Babam birden oturduğu yerden ayağa kalkıp gülme gibi bir ses çıkardı.
"Ne saçma rüya öyle? Gündüz gözüne uyudun ya ondan hep!"
Gerçekten öyle miydi?
"Baba benden bir şey saklıyor musun?"
Babamın bakışları bir anda değişti. Öfke mi desem yoksa yakalanma hissi mi desem adlandıramadım.
"Dilruba sen yine saçmalaya başladım kızım, hadi git odana dinlen."
Hep öyle oluyordu ben her zaman saçmalıyordum değil mi? Peki saçmalamaya devamdı.
"Peşimde olan o örgüt neden peşimde mesela? Ben ne yaptım onlara?"
"Dilruba sana odana git diyorum."
Babamın ilk defa sesi sert çıkınca doğru yolda olduğumu anlamıştım. Bende ayağa kalkıp tam karşsına geçtim.
"Aklımda bir sürü soru var biliyor musun? Bugüne kadar hep bastırdığım ama artık çıkmak için harekete geçmeleri. Yıllardır bu sorular hep aklımda dönüp durdu. Sustuğum, sustuğumuz sorular. Mesela o bıçaklanma olayını bir süre sonra hırsızlık diye geçirdiniz. Bana hapis hayatı yaşatıp sonra o olay hırsızlıkmış hadi özgürsün dediniz. Arda bir süre peşine düştü onuda durdunuz. Hayatımın bir anda tehlikeli olması sonrada o tehlikenin gitmesi enteresan. Aynı bügün yaşandığı gibi. Tatile gitmem gezmem normal ama hastanede olmam normal değil. Herşey bir anda değişiyor. Onların örgüt olduğunu neden yıllar sonra öğreniyoruz ve sen tepki vermiyorsun? Aklımda bu tür sorular baba! Ve ben bugüne kadar hep kendimi avuttum. Sustum sorgulamadım sorguladıkça yine sustum."
"Dilruba!"
"Baba ben neden sustum biliyor musun? Korktum! Ben çok korktum, onları sorgulamakla o soruların cevabını öğrenmekle. O yüzden her şeyi yok saydım. Ben hep mutlu bir kız oldum. Olmak zorunda kaldım. Şimdi ise bu rüyalar, o adam, babam sen olmasına rağmen ona baba diyorum. Rüya diyelim geçelim ama rüya gibi değil. Bir anda ortaya çıkan örgüt. Artık beynim susmuyor biliyor musun?"

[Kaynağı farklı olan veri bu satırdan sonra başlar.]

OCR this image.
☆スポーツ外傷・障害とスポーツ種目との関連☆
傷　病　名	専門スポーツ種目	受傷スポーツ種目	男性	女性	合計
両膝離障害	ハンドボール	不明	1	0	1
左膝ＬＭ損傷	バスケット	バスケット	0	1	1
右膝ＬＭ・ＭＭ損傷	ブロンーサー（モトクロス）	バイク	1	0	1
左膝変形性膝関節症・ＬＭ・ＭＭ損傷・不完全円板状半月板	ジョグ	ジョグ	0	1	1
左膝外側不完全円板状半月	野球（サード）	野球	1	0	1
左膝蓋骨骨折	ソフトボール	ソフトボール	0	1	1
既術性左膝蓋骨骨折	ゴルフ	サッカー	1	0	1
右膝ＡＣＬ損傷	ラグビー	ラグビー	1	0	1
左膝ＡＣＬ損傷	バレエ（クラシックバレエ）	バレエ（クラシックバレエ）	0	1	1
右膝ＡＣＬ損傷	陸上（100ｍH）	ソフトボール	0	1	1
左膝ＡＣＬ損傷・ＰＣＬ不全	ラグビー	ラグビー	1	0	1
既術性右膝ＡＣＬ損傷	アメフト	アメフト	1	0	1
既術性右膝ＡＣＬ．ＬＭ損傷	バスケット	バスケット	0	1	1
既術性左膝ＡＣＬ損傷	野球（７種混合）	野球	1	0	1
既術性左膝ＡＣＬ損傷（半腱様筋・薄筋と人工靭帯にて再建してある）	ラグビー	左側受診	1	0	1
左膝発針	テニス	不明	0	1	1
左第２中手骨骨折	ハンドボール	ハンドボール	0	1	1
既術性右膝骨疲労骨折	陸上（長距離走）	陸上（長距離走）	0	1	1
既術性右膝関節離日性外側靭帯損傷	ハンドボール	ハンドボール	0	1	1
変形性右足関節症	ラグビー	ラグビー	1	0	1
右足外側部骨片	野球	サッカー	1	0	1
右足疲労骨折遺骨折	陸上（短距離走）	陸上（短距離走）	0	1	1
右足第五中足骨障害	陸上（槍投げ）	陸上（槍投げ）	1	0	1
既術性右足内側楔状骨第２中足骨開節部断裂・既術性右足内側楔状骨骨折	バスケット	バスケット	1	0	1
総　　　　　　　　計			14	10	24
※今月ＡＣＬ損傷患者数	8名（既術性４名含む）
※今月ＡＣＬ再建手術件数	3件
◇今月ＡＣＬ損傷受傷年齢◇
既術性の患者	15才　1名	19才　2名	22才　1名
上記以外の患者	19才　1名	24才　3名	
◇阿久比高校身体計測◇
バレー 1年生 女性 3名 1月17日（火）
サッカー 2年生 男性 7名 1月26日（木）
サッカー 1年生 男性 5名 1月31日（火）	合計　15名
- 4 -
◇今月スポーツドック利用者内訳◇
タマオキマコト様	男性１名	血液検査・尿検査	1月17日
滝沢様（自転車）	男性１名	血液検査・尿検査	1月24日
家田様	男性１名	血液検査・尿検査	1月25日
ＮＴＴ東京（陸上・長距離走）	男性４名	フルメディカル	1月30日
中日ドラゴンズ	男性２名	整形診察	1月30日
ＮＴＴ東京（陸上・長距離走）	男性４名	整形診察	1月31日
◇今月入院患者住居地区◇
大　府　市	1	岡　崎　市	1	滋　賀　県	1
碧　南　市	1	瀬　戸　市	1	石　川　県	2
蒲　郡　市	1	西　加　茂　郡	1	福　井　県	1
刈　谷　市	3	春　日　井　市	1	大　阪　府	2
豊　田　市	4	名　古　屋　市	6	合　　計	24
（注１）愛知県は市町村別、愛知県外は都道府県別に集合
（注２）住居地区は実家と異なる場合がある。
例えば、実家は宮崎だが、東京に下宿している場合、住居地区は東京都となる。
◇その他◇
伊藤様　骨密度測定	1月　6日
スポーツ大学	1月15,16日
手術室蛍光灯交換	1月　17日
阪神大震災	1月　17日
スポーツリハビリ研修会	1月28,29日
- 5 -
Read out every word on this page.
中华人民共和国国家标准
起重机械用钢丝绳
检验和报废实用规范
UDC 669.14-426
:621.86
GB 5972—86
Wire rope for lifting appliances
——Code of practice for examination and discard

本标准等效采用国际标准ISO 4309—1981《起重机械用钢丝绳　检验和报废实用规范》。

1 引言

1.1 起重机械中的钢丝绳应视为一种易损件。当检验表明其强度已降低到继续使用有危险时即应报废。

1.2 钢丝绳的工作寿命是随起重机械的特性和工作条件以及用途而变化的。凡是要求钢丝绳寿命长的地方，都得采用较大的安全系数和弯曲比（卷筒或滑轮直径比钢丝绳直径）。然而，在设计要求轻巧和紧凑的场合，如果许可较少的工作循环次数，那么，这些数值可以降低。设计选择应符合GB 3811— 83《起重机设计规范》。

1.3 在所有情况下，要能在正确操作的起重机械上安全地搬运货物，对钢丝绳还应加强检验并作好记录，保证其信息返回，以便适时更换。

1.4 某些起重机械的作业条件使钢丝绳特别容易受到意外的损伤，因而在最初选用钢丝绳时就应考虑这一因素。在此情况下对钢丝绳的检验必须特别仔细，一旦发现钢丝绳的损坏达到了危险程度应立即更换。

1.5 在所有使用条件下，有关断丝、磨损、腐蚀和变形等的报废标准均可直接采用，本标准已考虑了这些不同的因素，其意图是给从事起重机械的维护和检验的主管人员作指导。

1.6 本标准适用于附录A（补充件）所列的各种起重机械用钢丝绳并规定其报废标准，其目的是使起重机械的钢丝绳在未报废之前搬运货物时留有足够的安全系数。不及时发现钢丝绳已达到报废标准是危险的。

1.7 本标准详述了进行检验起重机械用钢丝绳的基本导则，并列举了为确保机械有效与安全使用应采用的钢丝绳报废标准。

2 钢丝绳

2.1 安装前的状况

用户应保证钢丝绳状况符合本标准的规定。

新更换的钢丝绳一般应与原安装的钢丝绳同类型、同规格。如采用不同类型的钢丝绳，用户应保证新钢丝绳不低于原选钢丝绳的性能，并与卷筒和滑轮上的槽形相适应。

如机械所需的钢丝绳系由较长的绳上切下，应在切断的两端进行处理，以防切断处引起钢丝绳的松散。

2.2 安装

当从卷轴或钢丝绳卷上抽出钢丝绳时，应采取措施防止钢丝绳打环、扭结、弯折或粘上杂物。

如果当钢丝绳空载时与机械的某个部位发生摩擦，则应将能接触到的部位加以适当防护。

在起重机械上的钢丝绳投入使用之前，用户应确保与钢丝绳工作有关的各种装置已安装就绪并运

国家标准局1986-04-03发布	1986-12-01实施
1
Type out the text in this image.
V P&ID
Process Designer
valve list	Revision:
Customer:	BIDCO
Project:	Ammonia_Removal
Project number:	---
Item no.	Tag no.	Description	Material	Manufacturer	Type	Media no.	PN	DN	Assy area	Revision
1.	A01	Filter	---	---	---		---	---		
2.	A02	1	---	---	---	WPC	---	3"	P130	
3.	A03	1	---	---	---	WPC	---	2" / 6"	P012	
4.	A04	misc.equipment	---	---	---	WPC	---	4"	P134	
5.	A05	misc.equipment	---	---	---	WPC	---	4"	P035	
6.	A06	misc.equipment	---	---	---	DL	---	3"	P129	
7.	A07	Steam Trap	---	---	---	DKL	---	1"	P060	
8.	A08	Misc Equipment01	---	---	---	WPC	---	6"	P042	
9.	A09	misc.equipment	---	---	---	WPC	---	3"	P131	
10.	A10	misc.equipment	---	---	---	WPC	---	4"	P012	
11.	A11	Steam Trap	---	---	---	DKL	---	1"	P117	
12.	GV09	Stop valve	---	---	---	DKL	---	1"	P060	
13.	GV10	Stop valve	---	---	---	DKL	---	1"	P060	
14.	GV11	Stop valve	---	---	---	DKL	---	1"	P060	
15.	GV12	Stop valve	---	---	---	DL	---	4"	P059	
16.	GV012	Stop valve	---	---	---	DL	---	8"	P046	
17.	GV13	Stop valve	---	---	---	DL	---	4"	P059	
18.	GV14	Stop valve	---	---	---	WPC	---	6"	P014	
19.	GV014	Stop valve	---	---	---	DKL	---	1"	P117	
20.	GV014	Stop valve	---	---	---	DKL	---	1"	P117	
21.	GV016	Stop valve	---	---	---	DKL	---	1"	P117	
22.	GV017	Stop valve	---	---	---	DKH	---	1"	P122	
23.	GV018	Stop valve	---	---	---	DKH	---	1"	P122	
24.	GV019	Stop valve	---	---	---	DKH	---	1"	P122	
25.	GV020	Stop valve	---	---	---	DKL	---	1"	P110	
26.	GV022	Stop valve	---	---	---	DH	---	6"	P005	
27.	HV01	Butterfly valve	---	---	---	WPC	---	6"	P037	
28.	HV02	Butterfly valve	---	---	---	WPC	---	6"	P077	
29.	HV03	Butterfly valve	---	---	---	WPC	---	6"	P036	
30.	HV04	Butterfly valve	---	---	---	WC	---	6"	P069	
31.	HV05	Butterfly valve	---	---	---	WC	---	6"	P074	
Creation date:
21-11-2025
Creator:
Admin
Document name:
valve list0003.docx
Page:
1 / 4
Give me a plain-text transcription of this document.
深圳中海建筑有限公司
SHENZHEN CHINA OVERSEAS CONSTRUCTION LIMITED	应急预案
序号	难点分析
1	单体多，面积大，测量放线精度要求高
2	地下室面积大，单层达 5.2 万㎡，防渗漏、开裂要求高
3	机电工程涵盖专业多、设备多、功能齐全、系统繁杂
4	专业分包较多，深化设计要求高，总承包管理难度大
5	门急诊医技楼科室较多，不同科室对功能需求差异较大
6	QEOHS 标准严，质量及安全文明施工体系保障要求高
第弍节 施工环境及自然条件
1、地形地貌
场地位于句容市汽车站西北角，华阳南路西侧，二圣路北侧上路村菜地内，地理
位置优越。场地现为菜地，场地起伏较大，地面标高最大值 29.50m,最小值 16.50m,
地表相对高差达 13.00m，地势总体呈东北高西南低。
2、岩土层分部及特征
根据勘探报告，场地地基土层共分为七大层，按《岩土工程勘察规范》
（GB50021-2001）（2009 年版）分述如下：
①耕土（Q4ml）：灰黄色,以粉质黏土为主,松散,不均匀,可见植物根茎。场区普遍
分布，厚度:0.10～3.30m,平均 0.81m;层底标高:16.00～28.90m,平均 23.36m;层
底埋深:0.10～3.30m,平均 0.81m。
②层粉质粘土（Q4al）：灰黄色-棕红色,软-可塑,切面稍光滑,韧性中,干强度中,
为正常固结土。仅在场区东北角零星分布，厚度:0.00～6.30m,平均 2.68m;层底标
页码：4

Susmuyordu. O yol boyunca aklımdan geçirdiklerim, sürekli kaçmam yada bir anda özgür olmam artık hiç birşey mantığıma yatmıyordu. Birde üstüne rüya görmem bütün sınırlarımı alt üst etmişti.
O çocuk bendim. Küçük Dilruba! Rüya sandığım ama gerçek gibi olan. Yaşanmış gibi hissetmem. Babamın yüzünde cevaplar ararken gözlerinin dolduğunu gördüm.
"İçini döktüysen hadi git odana."
Yani daha fazla sorgulama diyordu. Sus Dilruba!"
"Peki öyle olsun."
Sadece şimdilik.
Sırtımı babama dönüp odama gidecekken abimi gördüm kapıya yaslanmış bizi dinliyordu. Onunda rengi atmış gözleri korkuyla bakıyordu. Bunları gördükçe içime düşen şüphe büyüdü büyüdü ve benide maffetti. O şüpheyle odama gidip yatağıma oturdum. Bir süre öyle bekledim. Bomboş duygularla. az önce neler olmuştu neler söylemiştim. Kendim bile inanmazken telefonumun sesini duydum. O boşluktan uyanıp telefonu elime alarak aramayı cevapladım.
"Yağız oğlan!"
"Güzelim!"
"Nasılsın nasıl oldun?"
Sesimi bir şey olmamış gibi çıkartmaya çalışıyordum ama ne kadar başarılıydım meçhuldu.
"Daha iyiyim. Sesini duydum daha iyi oldum."
Dudaklarımda tebessüm oluşurken bir iç çektim.
"İşte benimde böyle sihrim var insanlara iyi geliyorum."
Kulağımda bir kahkaha sesi yankılanırken bir süre ona odaklandım.
"Sen ne güzel gülüyorsun öyle! Valla şimdi fena yürüyeceğim."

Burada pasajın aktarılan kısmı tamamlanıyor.